Loro sono fortunati rispetto ai genitori delle altre circa 1000 ragazze cristiane e indù che ogni anno in Pakistan vengono rapite, stuprate, convertite con la forza all’Islam e costrette al matrimonio. Perché possono contare sull’assistenza pro bono dell’avvocatessa cattolica Tabassum Yousaf e sul sostegno economico della Fondazione Aiuto alla Chiesa che Soffre, che si sta facendo carico delle spese legali e offre sussistenza alla famiglia.

«Continueremo a lottare e porteremo il caso dinanzi alla Corte Suprema se serve», ha dichiarato l’avvocatessa Yousaf. Dopo l’inefficacia dimostrata dai primi due gradi di giudizio, il massimo tribunale rappresenta l’unica speranza, non soltanto per Huma ma per tutte le ragazze o bambine che si trovano o si troveranno nella medesima condizione. Un precedente legale sarebbe fondamentale per i casi futuri.

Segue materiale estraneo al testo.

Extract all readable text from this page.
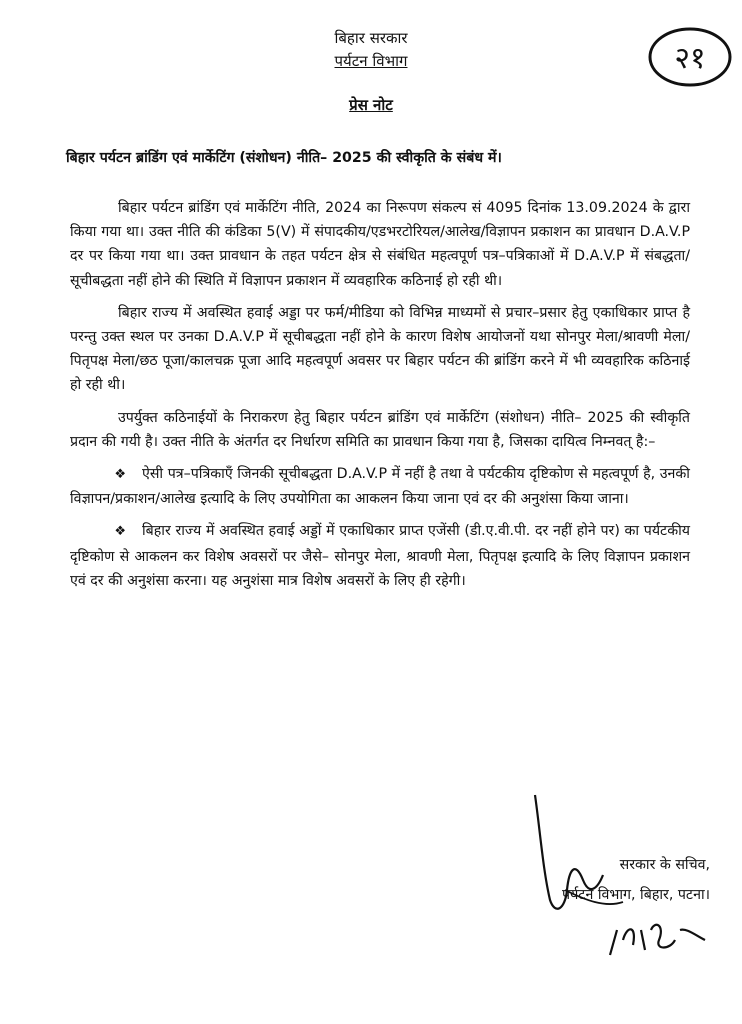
बिहार सरकार
पर्यटन विभाग
प्रेस नोट
२१
बिहार पर्यटन ब्रांडिंग एवं मार्केटिंग (संशोधन) नीति– 2025 की स्वीकृति के संबंध में।

बिहार पर्यटन ब्रांडिंग एवं मार्केटिंग नीति, 2024 का निरूपण संकल्प सं 4095 दिनांक 13.09.2024 के द्वारा किया गया था। उक्त नीति की कंडिका 5(V) में संपादकीय/एडभरटोरियल/आलेख/विज्ञापन प्रकाशन का प्रावधान D.A.V.P दर पर किया गया था। उक्त प्रावधान के तहत पर्यटन क्षेत्र से संबंधित महत्वपूर्ण पत्र–पत्रिकाओं में D.A.V.P में संबद्धता/सूचीबद्धता नहीं होने की स्थिति में विज्ञापन प्रकाशन में व्यवहारिक कठिनाई हो रही थी।

बिहार राज्य में अवस्थित हवाई अड्डा पर फर्म/मीडिया को विभिन्न माध्यमों से प्रचार–प्रसार हेतु एकाधिकार प्राप्त है परन्तु उक्त स्थल पर उनका D.A.V.P में सूचीबद्धता नहीं होने के कारण विशेष आयोजनों यथा सोनपुर मेला/श्रावणी मेला/पितृपक्ष मेला/छठ पूजा/कालचक्र पूजा आदि महत्वपूर्ण अवसर पर बिहार पर्यटन की ब्रांडिंग करने में भी व्यवहारिक कठिनाई हो रही थी।

उपर्युक्त कठिनाईयों के निराकरण हेतु बिहार पर्यटन ब्रांडिंग एवं मार्केटिंग (संशोधन) नीति– 2025 की स्वीकृति प्रदान की गयी है। उक्त नीति के अंतर्गत दर निर्धारण समिति का प्रावधान किया गया है, जिसका दायित्व निम्नवत् है:–

❖ ऐसी पत्र–पत्रिकाएँ जिनकी सूचीबद्धता D.A.V.P में नहीं है तथा वे पर्यटकीय दृष्टिकोण से महत्वपूर्ण है, उनकी विज्ञापन/प्रकाशन/आलेख इत्यादि के लिए उपयोगिता का आकलन किया जाना एवं दर की अनुशंसा किया जाना।

❖ बिहार राज्य में अवस्थित हवाई अड्डों में एकाधिकार प्राप्त एजेंसी (डी.ए.वी.पी. दर नहीं होने पर) का पर्यटकीय दृष्टिकोण से आकलन कर विशेष अवसरों पर जैसे– सोनपुर मेला, श्रावणी मेला, पितृपक्ष इत्यादि के लिए विज्ञापन प्रकाशन एवं दर की अनुशंसा करना। यह अनुशंसा मात्र विशेष अवसरों के लिए ही रहेगी।

17/4/2025
सरकार के सचिव,
पर्यटन विभाग, बिहार, पटना।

Così come è fondamentale la pressione internazionale sulla vicenda. I giudici devono sapere che il mondo li sta guardando. Ma purtroppo nulla per ora ci assicura che Huma potrà mai far ritorno a casa. Il fatto che, pur essendo stata provata la minore età di Huma, non sia scattato immediatamente un mandato d’arresto per Jabbar, come imporrebbe invece il Child Marriage Restraint Act, non lascia troppo ben sperare.

Troppe le incognite in un sistema in cui i poliziotti – se non i giudici stessi – sono corrotti o comunque parteggiano per chi ha condotto una giovane ragazza alla “vera” religione. Inoltre in primo e in secondo grado i giudici difficilmente hanno la forza di opporsi alle pressioni dei fanatici.

Se c’è una salvezza per Huma, questa potrà venire soltanto dalla Corte Suprema. La stessa che ha salvato Asia Bibi.